REST HTTP Client Tools Are Essential

We Need Tools.

Web Services are designed for software and other applications to call, we humans need tools to access them.

We might be tempted to immediately think of tools for automating, but the tools listed here are being included because they support interactive exploration and testing of REST APIs.

For automating I would use a library like Rest Assured, or an HTTP library.

For exploratory testing, I would use one of the listed tools.

Example REST API and HTTP Client Tools

I have used all of the following tools.

At the moment I primarily use Bruno or Thunderclient for my exploratory testing. I configure it to feed all traffic through the BurpSuite proxy to capture all my traffic and allow me to save and review my testing.

Command Line Clients

• cURL
  • command line based
  • API examples often shown in cURL
  • recommended that you learn this eventually
  • download

GUI Clients

• Bruno
  • An open source REST Client which can import Swagger files and is easy to configure.
• Advanced REST Client
  • An electron based open source client, not updated often
• Paw (Mac only)
  • Free Mac only REST Client. A previously commercial REST Client which was good enough for me to buy a license.
• Postman
  • A commercial REST Client with Free version for personal use, requires a free account and login to use effectively
• Insomnia
  • Another commercial REST Client with Free version for personal use, which also requires a free account and login to use effectively

GUI Clients which I have not yet used:

• Katalon Studio
• SoapUI Open Source
  • I have previously used this for testing SOAP APIs, I haven't tried it on REST APIs yet.

Online Clients

Online clients are useful to get started quickly. One issue with Online clients is that they may experience CORS issues with some requests (e.g. OPTIONS is particularly problematic)

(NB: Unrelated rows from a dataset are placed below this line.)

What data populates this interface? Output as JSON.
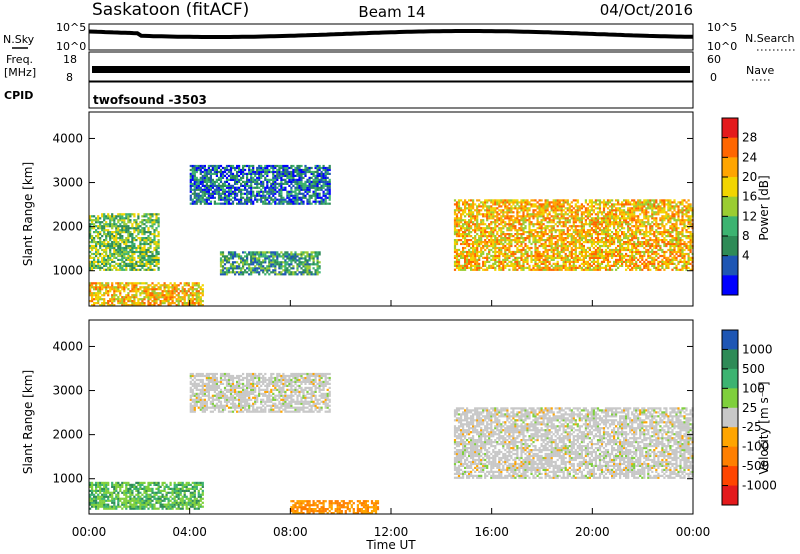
{
  "header": {
    "station": "Saskatoon (fitACF)",
    "beam": "Beam 14",
    "date": "04/Oct/2016"
  },
  "strips": {
    "nsky_label": "N.Sky",
    "nsky_ticks": [
      "10^5",
      "10^0"
    ],
    "nsearch_label": "N.Search",
    "nsearch_ticks": [
      "10^5",
      "10^0"
    ],
    "freq_label_1": "Freq.",
    "freq_label_2": "[MHz]",
    "freq_ticks": [
      "18",
      "8"
    ],
    "nave_label": "Nave",
    "nave_ticks": [
      "60",
      "0"
    ],
    "cpid_label": "CPID",
    "cpid_value": "twofsound -3503"
  },
  "axes": {
    "ylabel": "Slant Range [km]",
    "yticks": [
      "4000",
      "3000",
      "2000",
      "1000"
    ],
    "xticks": [
      "00:00",
      "04:00",
      "08:00",
      "12:00",
      "16:00",
      "20:00",
      "00:00"
    ],
    "xlabel": "Time UT"
  },
  "colorbars": {
    "power": {
      "label": "Power [dB]",
      "ticks": [
        "28",
        "24",
        "20",
        "16",
        "12",
        "8",
        "4"
      ],
      "colors": [
        "#e41a1c",
        "#ff6600",
        "#ffa500",
        "#f2d500",
        "#9acd32",
        "#3cb371",
        "#2e8b57",
        "#1e56b4",
        "#0000ff"
      ]
    },
    "velocity": {
      "label": "Velocity [m s⁻¹]",
      "ticks": [
        "1000",
        "500",
        "100",
        "25",
        "-25",
        "-100",
        "-500",
        "-1000"
      ],
      "colors": [
        "#1e56b4",
        "#2e8b57",
        "#3cb371",
        "#7fd03c",
        "#c8c8c8",
        "#ffa500",
        "#ff7f00",
        "#ff4500",
        "#e41a1c"
      ]
    }
  },
  "chart_data": [
    {
      "type": "heatmap",
      "title": "Power",
      "ylabel": "Slant Range [km]",
      "xlabel": "",
      "ylim": [
        200,
        4600
      ],
      "x_range_hours": [
        0,
        24
      ],
      "zlabel": "Power [dB]",
      "zticks": [
        4,
        8,
        12,
        16,
        20,
        24,
        28
      ],
      "bands": [
        {
          "range_km": [
            1000,
            2300
          ],
          "hours": [
            0,
            2.8
          ],
          "typical_db": 12
        },
        {
          "range_km": [
            200,
            700
          ],
          "hours": [
            0,
            4.5
          ],
          "typical_db": 20
        },
        {
          "range_km": [
            2500,
            3400
          ],
          "hours": [
            4,
            9.6
          ],
          "typical_db": 8
        },
        {
          "range_km": [
            900,
            1400
          ],
          "hours": [
            5.2,
            9.2
          ],
          "typical_db": 10
        },
        {
          "range_km": [
            1000,
            2600
          ],
          "hours": [
            14.5,
            24
          ],
          "typical_db": 18
        }
      ]
    },
    {
      "type": "heatmap",
      "title": "Velocity",
      "ylabel": "Slant Range [km]",
      "xlabel": "Time UT",
      "ylim": [
        200,
        4600
      ],
      "x_range_hours": [
        0,
        24
      ],
      "zlabel": "Velocity [m s-1]",
      "zticks": [
        -1000,
        -500,
        -100,
        -25,
        25,
        100,
        500,
        1000
      ],
      "bands": [
        {
          "range_km": [
            300,
            900
          ],
          "hours": [
            0,
            4.5
          ],
          "typical_ms": 100
        },
        {
          "range_km": [
            2500,
            3400
          ],
          "hours": [
            4,
            9.6
          ],
          "typical_ms": 0
        },
        {
          "range_km": [
            200,
            500
          ],
          "hours": [
            8,
            11.5
          ],
          "typical_ms": -100
        },
        {
          "range_km": [
            1000,
            2600
          ],
          "hours": [
            14.5,
            24
          ],
          "typical_ms": 0
        }
      ]
    }
  ]
}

But they are very useful to experiment with an API quickly.

• Hoppscotch
  • A well implemented browser based client. Import Postman and Swagger (Open API) collections.
• RestTestTest
  • This is a very basic online client. Recommend using the Developer Tool Network tab to view the requests and responses.

IDE Extensions

VS Code:

• Thunderclient

cURL Overview

curl  https://apichallenges.eviltester.com/heartbeat -i
curl -X GET https://apichallenges.eviltester.com/todos
curl https://apichallenges.eviltester.com/todos -H "accept: application/xml"

cURL Can be complicated but useful for emergencies, scripting, bug reporting.

HINT: you can use Postman or Insomnia to generate cURL code but different continuation characters on different operating systems: ^ Windows and \ on Mac/Linux also " and ' differences.

NOTE: By default Windows Powershell has a curl command but it is not really curl. It is an alias around Invoke-WebRequest and does not have all cURL features or use all the command line parameters. e.g. all the cURL examples listed above would fail. But if you change curl to curl.exe you can start using the non-alias Windows preinstalled cURL tool.

Why test interactively and not just automate?

• observe traffic
• create varied requests
• experiment fast
• setup data
• send 'invalid' requests
• exploratory testing of API
• test while API still 'flexible'
• Interactive CRUD testing - CREATE, READ, UPDATE, DELETE

'Testing' is a different activity from 'Automating'.

Testing requires variation, observation and exploration, so we need tools that can help us send requests, easily vary requests and inspect the responses to find problems.

Automating helps us identify unanticipated changes in behaviour that we previously asserted as acceptable.